The American economy has suffered as well. The US Chamber of Commerce estimates that the embargo costs the US economy about $1.2 billion every year. These kinds of losses need a substantial justification if the embargo ought to be continued, but I've yet to hear one.
             
The most common arguments in favor of the embargo suggest that the embargo must stay in place in order to force Cuba to change course in terms of its track record on human rights and state sponsorship of terrorism. In 1982, Cuba was designated by the State Department as a state sponsor of terrorism, a designation it shares with only three other states: Iran, Sudan, and Syria. Frankly this is ridiculous, as anyone familiar with the human rights violations of any of these nations would recognize that Cuba's failure to sever ties with guerrilla organizations in South America in no way warrants the same punishment as Sudan's funding of the genocide in Darfur, or Assad regime's brutal response to the civil war in Syria. Not to mention that this argument conveniently ignores our own history of supporting terrorism in South America, as the United States single handedly initiated coups in Guatemala, Brazil, and Chile that deposed democratically elected leaders while also supporting the Contras in Nicaragua that are guilty of human rights violations themselves.

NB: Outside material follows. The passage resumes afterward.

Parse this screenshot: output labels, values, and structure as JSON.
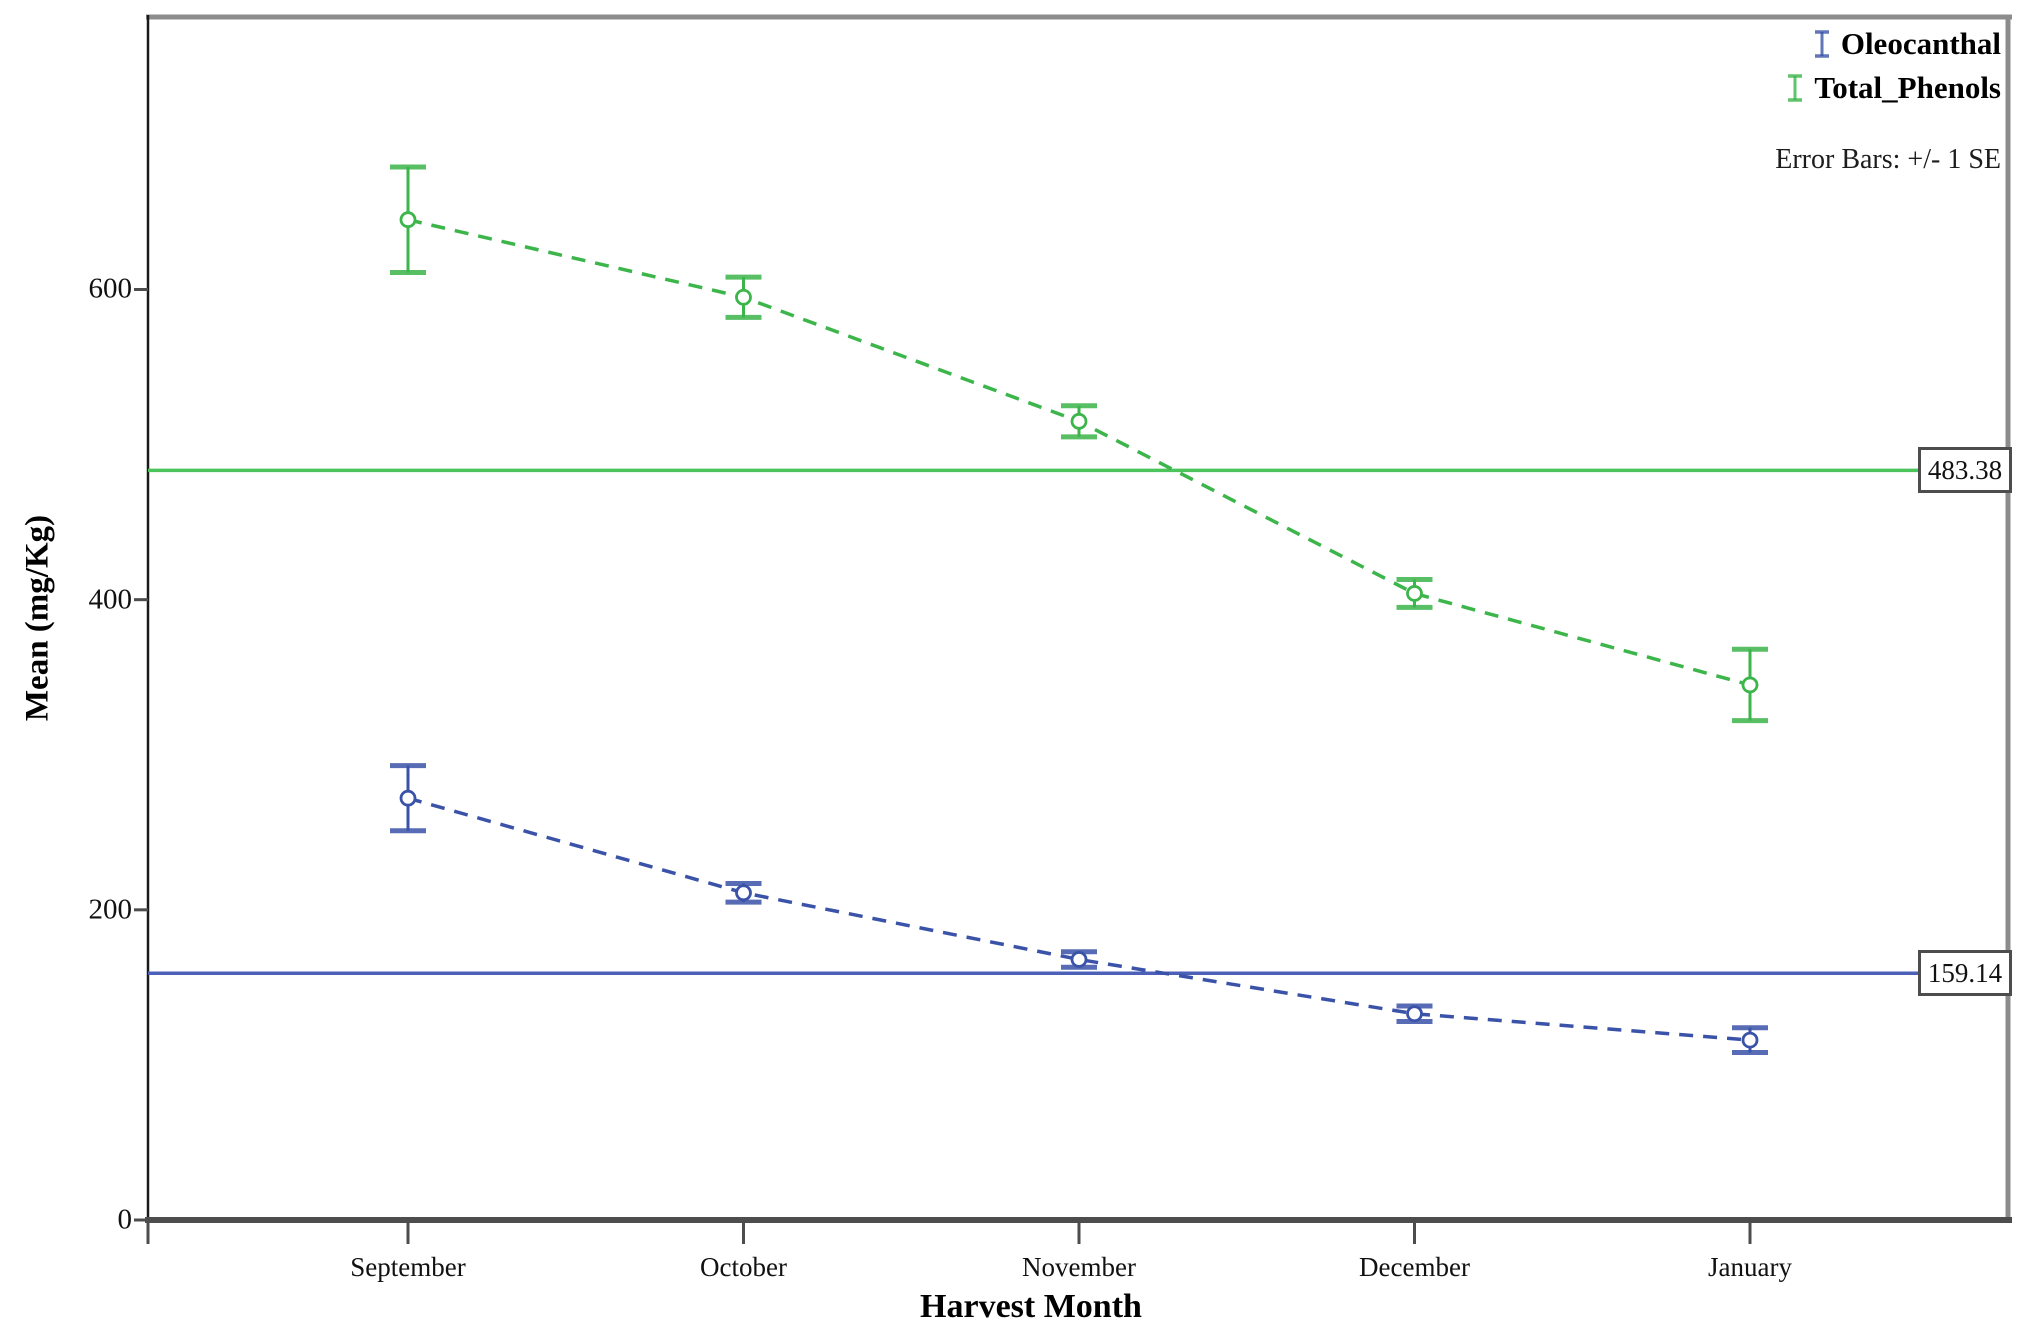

But even if we ignore this discrepancy and say that the United States should not do business with states that commit human rights violations, where is the bill to place an embargo on China? China has a well-known record for human rights violations, ranging from the absence of any semblance of workers' rights to the complete eradication of the freedom of the press. This idea that the United States has a firm stance against human rights violations is hollow at best, and seems to be trotted out only when it is politically convenient.

Unfortunately, it is unlikely that we will observe any progress on this issue in the near future. It is no secret that both the Republicans and Democrats are reluctant to oppose the embargo despite all of these problems because of how crucial the votes of Cuban Americans are. Concentrated in Florida, a key battleground state in every presidential election, neither side wants to commit to opposing the embargo for fear of handing their opponents the Cuban American vote and thus Florida, a state that has the power to individually determine the outcome of an election, as we saw in 2000.

The push to remove the Electoral College system (the only reason Florida has so much power) is growing, but not fast enough. If we're lucky, we might drop it in the next ten years, which delays any hope of ending the embargo on Cuba into the distant future. Meanwhile, innocent Cubans continue to suffer from an increasingly ridiculous, unnecessary, and ineffective embargo that has no hope of ever achieving any meaningful change in Cuba.